Fixed formulas rendering

Alexandru Dima · Alexandru Dima · commit dc4eb767f85d · 2026-03-24T12:11:09.000+02:00
diff --git a/Fine-Tuning/Decoder Fine-Tuning/README.md b/Fine-Tuning/Decoder Fine-Tuning/README.md
@@ -158,10 +158,10 @@ Each head may learn to specialize in distinct types of relationships (e.g., synt
 
 ### 1. Next-Token Prediction as a Classification Problem
 
-The training objective of a decoder-only transformer can be formulated as a sequence of classification tasks. At each position $t$, given the previous tokens $x_{<t} = (x_1, \dots, x_{t-1})$, the model predicts a probability distribution over the entire vocabulary $\mathcal{V}$:
+The training objective of a decoder-only transformer can be formulated as a sequence of classification tasks. At each position $t$, given the previous tokens $(x_1, \dots, x_{t-1})$, the model predicts a probability distribution over the entire vocabulary $\mathcal{V}$:
 
 $$
-P(x_t \mid x_{<t})
+P(x_t \mid x_1, \dots, x_{t-1})
 $$
 
 Since the vocabulary contains $|\mathcal{V}|$ discrete tokens, this prediction corresponds to a **multi-class classification problem**, where:
@@ -189,13 +189,13 @@ Training aims to minimize the **cross-entropy loss** between the predicted distr
 For a single position $t$, the loss is:
 
 $$
-\mathcal{L}_t = - \log P_\theta(x_t \mid x_{<t})

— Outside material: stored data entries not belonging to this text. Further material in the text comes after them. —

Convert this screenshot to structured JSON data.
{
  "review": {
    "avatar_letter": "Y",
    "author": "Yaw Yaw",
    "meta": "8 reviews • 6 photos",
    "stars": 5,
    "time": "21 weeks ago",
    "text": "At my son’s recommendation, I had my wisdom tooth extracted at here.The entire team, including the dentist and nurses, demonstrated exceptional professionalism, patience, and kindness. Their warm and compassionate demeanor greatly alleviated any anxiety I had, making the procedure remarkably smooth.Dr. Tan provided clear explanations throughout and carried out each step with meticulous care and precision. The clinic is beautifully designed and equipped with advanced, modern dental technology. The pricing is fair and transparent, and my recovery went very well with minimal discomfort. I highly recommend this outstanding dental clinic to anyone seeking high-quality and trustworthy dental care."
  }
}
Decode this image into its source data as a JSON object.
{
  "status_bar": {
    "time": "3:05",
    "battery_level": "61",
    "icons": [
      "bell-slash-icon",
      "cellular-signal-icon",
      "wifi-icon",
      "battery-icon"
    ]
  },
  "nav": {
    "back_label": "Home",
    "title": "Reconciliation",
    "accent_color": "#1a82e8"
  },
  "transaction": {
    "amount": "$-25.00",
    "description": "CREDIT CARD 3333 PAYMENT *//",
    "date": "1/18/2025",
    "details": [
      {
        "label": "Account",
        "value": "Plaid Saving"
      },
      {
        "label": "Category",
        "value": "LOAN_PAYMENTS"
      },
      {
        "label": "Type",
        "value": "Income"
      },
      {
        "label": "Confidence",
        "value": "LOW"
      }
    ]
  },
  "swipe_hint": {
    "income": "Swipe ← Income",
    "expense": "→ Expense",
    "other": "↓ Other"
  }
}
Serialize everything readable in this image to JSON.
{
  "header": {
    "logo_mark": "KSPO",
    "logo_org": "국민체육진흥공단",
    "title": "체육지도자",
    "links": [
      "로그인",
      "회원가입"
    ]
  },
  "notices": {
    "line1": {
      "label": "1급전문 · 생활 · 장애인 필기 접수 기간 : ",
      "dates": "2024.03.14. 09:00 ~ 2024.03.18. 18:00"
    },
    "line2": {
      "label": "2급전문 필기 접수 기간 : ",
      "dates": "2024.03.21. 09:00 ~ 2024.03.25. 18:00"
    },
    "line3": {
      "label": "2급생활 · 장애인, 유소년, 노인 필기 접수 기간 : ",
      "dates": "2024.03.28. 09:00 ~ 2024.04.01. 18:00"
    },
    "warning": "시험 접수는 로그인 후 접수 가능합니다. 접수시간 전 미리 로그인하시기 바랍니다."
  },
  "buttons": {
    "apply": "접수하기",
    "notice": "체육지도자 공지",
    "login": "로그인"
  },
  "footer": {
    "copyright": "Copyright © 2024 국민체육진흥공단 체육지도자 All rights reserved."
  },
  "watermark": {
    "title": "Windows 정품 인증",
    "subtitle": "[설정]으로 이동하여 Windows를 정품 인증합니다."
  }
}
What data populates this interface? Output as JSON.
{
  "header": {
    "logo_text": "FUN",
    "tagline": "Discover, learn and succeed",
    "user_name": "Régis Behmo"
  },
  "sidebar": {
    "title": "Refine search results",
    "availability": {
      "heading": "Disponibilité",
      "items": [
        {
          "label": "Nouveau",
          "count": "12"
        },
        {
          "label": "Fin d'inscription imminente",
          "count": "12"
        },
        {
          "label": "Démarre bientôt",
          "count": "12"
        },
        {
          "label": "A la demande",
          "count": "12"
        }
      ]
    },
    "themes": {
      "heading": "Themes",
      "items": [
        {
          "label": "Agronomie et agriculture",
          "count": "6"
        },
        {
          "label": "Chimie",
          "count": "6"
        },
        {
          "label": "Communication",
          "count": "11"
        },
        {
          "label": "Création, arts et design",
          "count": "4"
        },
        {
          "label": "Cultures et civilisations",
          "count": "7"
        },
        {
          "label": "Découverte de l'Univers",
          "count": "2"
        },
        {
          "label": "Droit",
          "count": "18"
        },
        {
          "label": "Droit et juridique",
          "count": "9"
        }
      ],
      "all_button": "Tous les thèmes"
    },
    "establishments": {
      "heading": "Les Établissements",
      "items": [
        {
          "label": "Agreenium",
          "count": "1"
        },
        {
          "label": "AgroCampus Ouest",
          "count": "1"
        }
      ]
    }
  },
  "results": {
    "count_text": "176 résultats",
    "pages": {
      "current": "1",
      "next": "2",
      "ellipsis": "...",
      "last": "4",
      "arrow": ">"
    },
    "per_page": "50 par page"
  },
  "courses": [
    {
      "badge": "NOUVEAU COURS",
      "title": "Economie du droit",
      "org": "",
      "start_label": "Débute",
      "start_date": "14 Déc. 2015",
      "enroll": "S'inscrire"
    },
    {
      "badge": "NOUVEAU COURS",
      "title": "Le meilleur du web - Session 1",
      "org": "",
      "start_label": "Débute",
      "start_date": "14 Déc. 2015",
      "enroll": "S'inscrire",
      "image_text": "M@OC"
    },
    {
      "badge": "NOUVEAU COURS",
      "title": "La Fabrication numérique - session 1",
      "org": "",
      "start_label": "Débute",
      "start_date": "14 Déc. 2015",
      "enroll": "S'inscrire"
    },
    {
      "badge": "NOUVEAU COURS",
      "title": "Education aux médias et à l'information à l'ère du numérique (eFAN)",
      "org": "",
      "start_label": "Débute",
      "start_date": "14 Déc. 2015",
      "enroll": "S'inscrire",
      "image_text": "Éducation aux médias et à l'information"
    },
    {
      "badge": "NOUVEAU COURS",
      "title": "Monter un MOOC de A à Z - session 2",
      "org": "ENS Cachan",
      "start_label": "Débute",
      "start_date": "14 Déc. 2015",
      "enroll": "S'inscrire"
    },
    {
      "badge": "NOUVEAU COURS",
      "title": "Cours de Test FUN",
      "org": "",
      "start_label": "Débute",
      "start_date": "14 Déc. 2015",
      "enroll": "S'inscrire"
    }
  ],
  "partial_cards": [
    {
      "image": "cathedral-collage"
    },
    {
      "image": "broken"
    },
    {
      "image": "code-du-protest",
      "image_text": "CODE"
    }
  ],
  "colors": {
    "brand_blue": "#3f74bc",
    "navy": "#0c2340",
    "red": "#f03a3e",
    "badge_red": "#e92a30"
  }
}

+\mathcal{L}_t = - \log P_\theta(x_t \mid x_1, \dots, x_{t-1})
 $$
 
 For a sequence of length $T$:
 
 $$
-\mathcal{L} = - \sum_{t=1}^{T} \log P_\theta(x_t \mid x_{<t})
+\mathcal{L} = - \sum_{t=1}^{T} \log P_\theta(x_t \mid x_1, \dots, x_{t-1})
 $$
 
 This is equivalent to maximizing the likelihood of the training data (Maximum Likelihood Estimation).
@@ -260,7 +260,7 @@ Here:
 Thus, the loss becomes:
 
 $$
-\mathcal{L} = - \sum_{t=n+1}^{T} \log P_\theta(x_t \mid x_{<t})
+\mathcal{L} = - \sum_{t=n+1}^{T} \log P_\theta(x_t \mid x_1, \dots, x_{t-1})
 $$
 
 The model still *conditions on the prompt*, but it is only penalized for errors in generating the response.
diff --git a/Fine-Tuning/Encoder Fine-Tuning/README.md b/Fine-Tuning/Encoder Fine-Tuning/README.md
@@ -29,11 +29,7 @@ Unlike decoder-only transformers, which are almost always trained with next-toke
 
 An encoder-only transformer can be viewed as a **general-purpose feature extractor** that produces contextualized token representations. On top of this shared backbone, different **task-specific heads** can be attached.
 
-Given an input sequence
-$$
-x = (x_1, \dots, x_T),
-$$
-the encoder produces hidden states:
+Given an input sequence $x = (x_1, \dots, x_T)$, the encoder produces hidden states:
 
 $$
 H = (h_1, \dots, h_T).
@@ -64,6 +60,7 @@ This setup is used for tasks such as sentiment analysis, topic classification, o
 #### (b) Token-Level Classification
 
 For tasks like named entity recognition or part-of-speech tagging, a classification head is applied **independently to each token representation**:
+
 $$
 P_\theta(y_t \mid x)
 $$
@@ -77,6 +74,7 @@ $$
 #### (c) Multi-Task Learning with Multiple Heads
 
 A single encoder backbone can simultaneously support multiple objectives by attaching **multiple classification heads**, each with its own loss:
+
 $$
 \mathcal{L} = \sum_i \lambda_i \mathcal{L}_i
 $$
@@ -105,6 +103,7 @@ Instead of adding extra classificatiomn heads over the transformer backbone, we
 > "Question: How many planets are in our solar system? Answer: [MASK] planets."
 
 The encoder processes the entire sequence simultaneously, attending to both the question and the unmasked parts of the answer. The objective is to predict:
+
 $$
 P(x_t \mid x_{\setminus \mathcal{M}}), \quad t \in \mathcal{M}
 $$